Relationship to other skills
- agent-trace: provides the TRACE data that phase 2 mines for
fixtures. A mature repo with many TRACEs can crystallize faster
because fixtures are plentiful.
- write-tests: the test files phase 3 produces are unit tests,
but they're handcrafted against fixtures — not the same as the
behavioral tests
write-tests produces for app code. Don't confuse.
- simplify:
simplify reviews CHANGED code for cleanup; crystallize
reviews SKILL DOCS for computational content that should move into
scripts.

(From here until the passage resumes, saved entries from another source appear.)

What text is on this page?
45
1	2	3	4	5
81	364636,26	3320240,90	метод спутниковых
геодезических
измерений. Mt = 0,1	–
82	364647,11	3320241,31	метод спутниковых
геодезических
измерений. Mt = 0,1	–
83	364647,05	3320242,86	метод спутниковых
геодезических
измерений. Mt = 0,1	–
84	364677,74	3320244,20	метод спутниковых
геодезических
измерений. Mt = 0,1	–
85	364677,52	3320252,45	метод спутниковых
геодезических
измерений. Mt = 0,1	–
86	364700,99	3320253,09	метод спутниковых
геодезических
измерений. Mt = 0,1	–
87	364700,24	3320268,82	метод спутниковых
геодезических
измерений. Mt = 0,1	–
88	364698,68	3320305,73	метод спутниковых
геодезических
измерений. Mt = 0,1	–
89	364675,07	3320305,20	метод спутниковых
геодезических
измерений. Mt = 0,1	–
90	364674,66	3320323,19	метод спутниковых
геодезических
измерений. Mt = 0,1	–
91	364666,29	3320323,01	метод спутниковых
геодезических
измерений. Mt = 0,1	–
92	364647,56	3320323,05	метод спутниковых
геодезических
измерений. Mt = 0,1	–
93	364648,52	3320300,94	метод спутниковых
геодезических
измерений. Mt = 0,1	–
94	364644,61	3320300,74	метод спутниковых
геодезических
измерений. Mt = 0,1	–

Different targets, non-overlapping scope.
- decompose: decomposition is fundamentally judgment-driven —
crystallize will leave it alone except for one small scripted piece
(counting touched files, which is already scripted).
Outcome goal
Push the LLM toward a workflow where every single tool call is either
(a) a deterministic script that takes structured input and produces
structured output, or (b) a prose response that makes a judgment based
on the structured output of prior scripts. The LLM never does math.
The LLM never counts. The LLM never compares timestamps. The LLM never
parses a format it could invoke a parser for. Those are script jobs,
and crystallize is the pass that finds them and makes them so.